A lei em questão havia sido promulgada na sexta-feira anterior pelo presidente do Senado, Davi Alcolumbre (União Brasil-PB). O texto, que altera o cálculo de penas, foi aprovado pelo Congresso após a derrubada de um veto do presidente Luiz Inácio Lula da Silva (PT).
Ao suspender a norma, o ministro Alexandre de Moraes atendeu a duas ações que questionam a constitucionalidade da lei.
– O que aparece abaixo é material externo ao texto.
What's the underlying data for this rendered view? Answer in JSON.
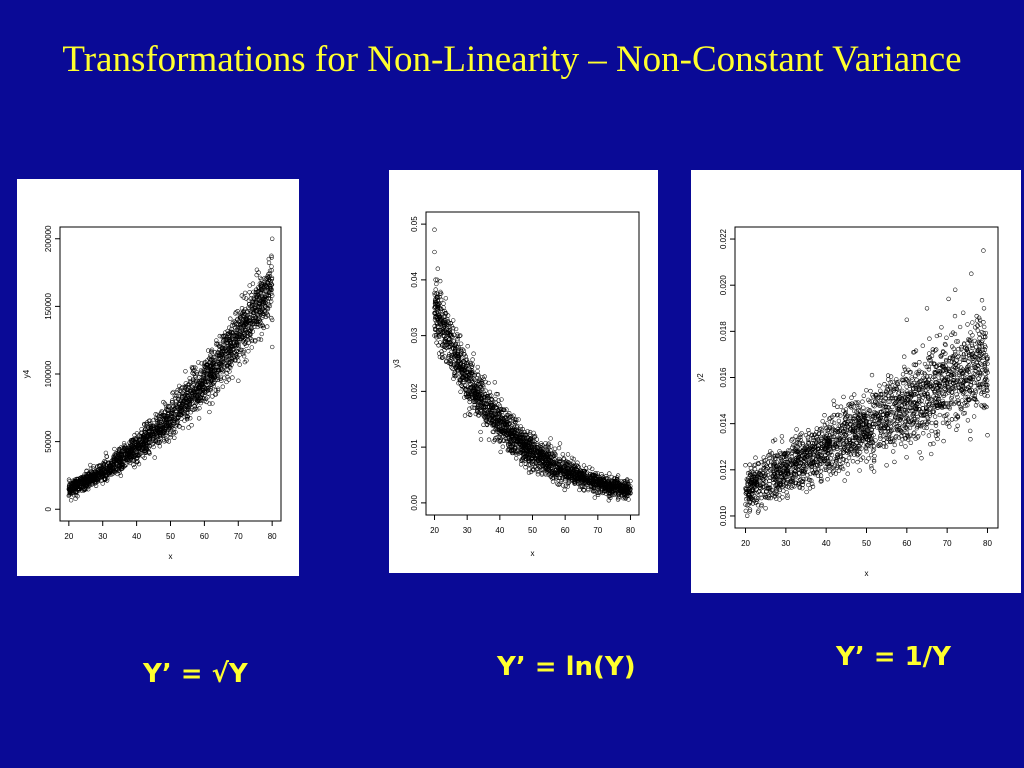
{
  "slide": {
    "title": "Transformations for Non-Linearity – Non-Constant Variance",
    "title_color": "#ffff2e",
    "background": "#0a0a96"
  },
  "captions": [
    "Y’ = √Y",
    "Y’ = ln(Y)",
    "Y’ = 1/Y"
  ],
  "chart_data": [
    {
      "type": "scatter",
      "xlabel": "x",
      "ylabel": "y4",
      "xlim": [
        20,
        80
      ],
      "ylim": [
        0,
        200000
      ],
      "xticks": [
        20,
        30,
        40,
        50,
        60,
        70,
        80
      ],
      "yticks": [
        0,
        50000,
        100000,
        150000,
        200000
      ],
      "point_color": "#000000",
      "trend": "y ≈ 25·x²; spread grows with x, y ≈ 15000 at x=20 to ≈ 155000 at x=80",
      "points": [
        [
          20,
          15000
        ],
        [
          20,
          10000
        ],
        [
          21,
          19000
        ],
        [
          22,
          13000
        ],
        [
          25,
          18000
        ],
        [
          25,
          23000
        ],
        [
          28,
          22000
        ],
        [
          30,
          24000
        ],
        [
          30,
          19000
        ],
        [
          33,
          30000
        ],
        [
          35,
          32000
        ],
        [
          35,
          27000
        ],
        [
          38,
          36000
        ],
        [
          40,
          40000
        ],
        [
          40,
          35000
        ],
        [
          43,
          45000
        ],
        [
          45,
          52000
        ],
        [
          45,
          46000
        ],
        [
          48,
          58000
        ],
        [
          50,
          62000
        ],
        [
          50,
          55000
        ],
        [
          53,
          70000
        ],
        [
          55,
          76000
        ],
        [
          55,
          68000
        ],
        [
          58,
          84000
        ],
        [
          60,
          90000
        ],
        [
          60,
          80000
        ],
        [
          63,
          98000
        ],
        [
          65,
          106000
        ],
        [
          65,
          95000
        ],
        [
          68,
          112000
        ],
        [
          70,
          122000
        ],
        [
          70,
          110000
        ],
        [
          73,
          130000
        ],
        [
          75,
          140000
        ],
        [
          75,
          125000
        ],
        [
          78,
          150000
        ],
        [
          80,
          158000
        ],
        [
          80,
          140000
        ],
        [
          80,
          200000
        ],
        [
          79,
          185000
        ],
        [
          76,
          175000
        ],
        [
          72,
          160000
        ],
        [
          80,
          120000
        ],
        [
          70,
          95000
        ]
      ]
    },
    {
      "type": "scatter",
      "xlabel": "x",
      "ylabel": "y3",
      "xlim": [
        20,
        80
      ],
      "ylim": [
        0,
        0.05
      ],
      "xticks": [
        20,
        30,
        40,
        50,
        60,
        70,
        80
      ],
      "yticks": [
        0.0,
        0.01,
        0.02,
        0.03,
        0.04,
        0.05
      ],
      "point_color": "#000000",
      "trend": "y decreasing convex from ≈ 0.035 at x=20 to ≈ 0.002 at x=80, spread shrinks with x",
      "points": [
        [
          20,
          0.045
        ],
        [
          20,
          0.035
        ],
        [
          20,
          0.03
        ],
        [
          21,
          0.042
        ],
        [
          22,
          0.033
        ],
        [
          23,
          0.028
        ],
        [
          25,
          0.03
        ],
        [
          25,
          0.025
        ],
        [
          27,
          0.026
        ],
        [
          28,
          0.022
        ],
        [
          30,
          0.024
        ],
        [
          30,
          0.019
        ],
        [
          32,
          0.02
        ],
        [
          33,
          0.017
        ],
        [
          35,
          0.018
        ],
        [
          35,
          0.014
        ],
        [
          38,
          0.014
        ],
        [
          40,
          0.013
        ],
        [
          40,
          0.011
        ],
        [
          43,
          0.01
        ],
        [
          45,
          0.009
        ],
        [
          45,
          0.008
        ],
        [
          48,
          0.008
        ],
        [
          50,
          0.007
        ],
        [
          50,
          0.006
        ],
        [
          53,
          0.006
        ],
        [
          55,
          0.005
        ],
        [
          58,
          0.0045
        ],
        [
          60,
          0.004
        ],
        [
          63,
          0.0035
        ],
        [
          65,
          0.003
        ],
        [
          68,
          0.003
        ],
        [
          70,
          0.0028
        ],
        [
          73,
          0.0025
        ],
        [
          75,
          0.0022
        ],
        [
          78,
          0.002
        ],
        [
          80,
          0.0018
        ],
        [
          20,
          0.049
        ]
      ]
    },
    {
      "type": "scatter",
      "xlabel": "x",
      "ylabel": "y2",
      "xlim": [
        20,
        80
      ],
      "ylim": [
        0.01,
        0.022
      ],
      "xticks": [
        20,
        30,
        40,
        50,
        60,
        70,
        80
      ],
      "yticks": [
        0.01,
        0.012,
        0.014,
        0.016,
        0.018,
        0.02,
        0.022
      ],
      "point_color": "#000000",
      "trend": "y increasing roughly linearly from ≈ 0.011 at x=20 to ≈ 0.0165 at x=80, spread grows with x",
      "points": [
        [
          20,
          0.0112
        ],
        [
          20,
          0.0105
        ],
        [
          20,
          0.0122
        ],
        [
          22,
          0.0115
        ],
        [
          25,
          0.0118
        ],
        [
          25,
          0.0108
        ],
        [
          28,
          0.012
        ],
        [
          30,
          0.0121
        ],
        [
          30,
          0.0113
        ],
        [
          33,
          0.0125
        ],
        [
          35,
          0.0126
        ],
        [
          35,
          0.0116
        ],
        [
          38,
          0.0129
        ],
        [
          40,
          0.013
        ],
        [
          40,
          0.012
        ],
        [
          43,
          0.0133
        ],
        [
          45,
          0.0135
        ],
        [
          45,
          0.0124
        ],
        [
          48,
          0.0138
        ],
        [
          50,
          0.014
        ],
        [
          50,
          0.0128
        ],
        [
          53,
          0.0142
        ],
        [
          55,
          0.0144
        ],
        [
          55,
          0.0132
        ],
        [
          58,
          0.0147
        ],
        [
          60,
          0.0149
        ],
        [
          60,
          0.0136
        ],
        [
          63,
          0.0152
        ],
        [
          65,
          0.0153
        ],
        [
          65,
          0.014
        ],
        [
          68,
          0.0157
        ],
        [
          70,
          0.0158
        ],
        [
          70,
          0.0144
        ],
        [
          73,
          0.0162
        ],
        [
          75,
          0.0163
        ],
        [
          75,
          0.0148
        ],
        [
          78,
          0.0168
        ],
        [
          80,
          0.0168
        ],
        [
          80,
          0.0152
        ],
        [
          80,
          0.0226
        ],
        [
          79,
          0.0215
        ],
        [
          76,
          0.0205
        ],
        [
          72,
          0.0198
        ],
        [
          65,
          0.019
        ],
        [
          60,
          0.0185
        ],
        [
          80,
          0.0135
        ]
      ]
    }
  ]
}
A decisão do ministro tem caráter liminar e será analisada posteriormente pelo plenário do Supremo, ainda sem data definida para o julgamento.
A suspensão da lei foi o gatilho para a reação da oposição. O líder do PL, deputado Sóstenes Cavlcante, classificou a decisão de Moraes como "esdrúxula" e afirmou que, diante do cenário, "só resta a alternativa da PEC".
A chamada "PEC da Anistia" volta, assim, ao centro do debate político em Brasília como a principal aposta de um grupo de parlamentares para reverter as condenações relacionadas aos atos antidemocráticos ocorridos no início do ano anterior.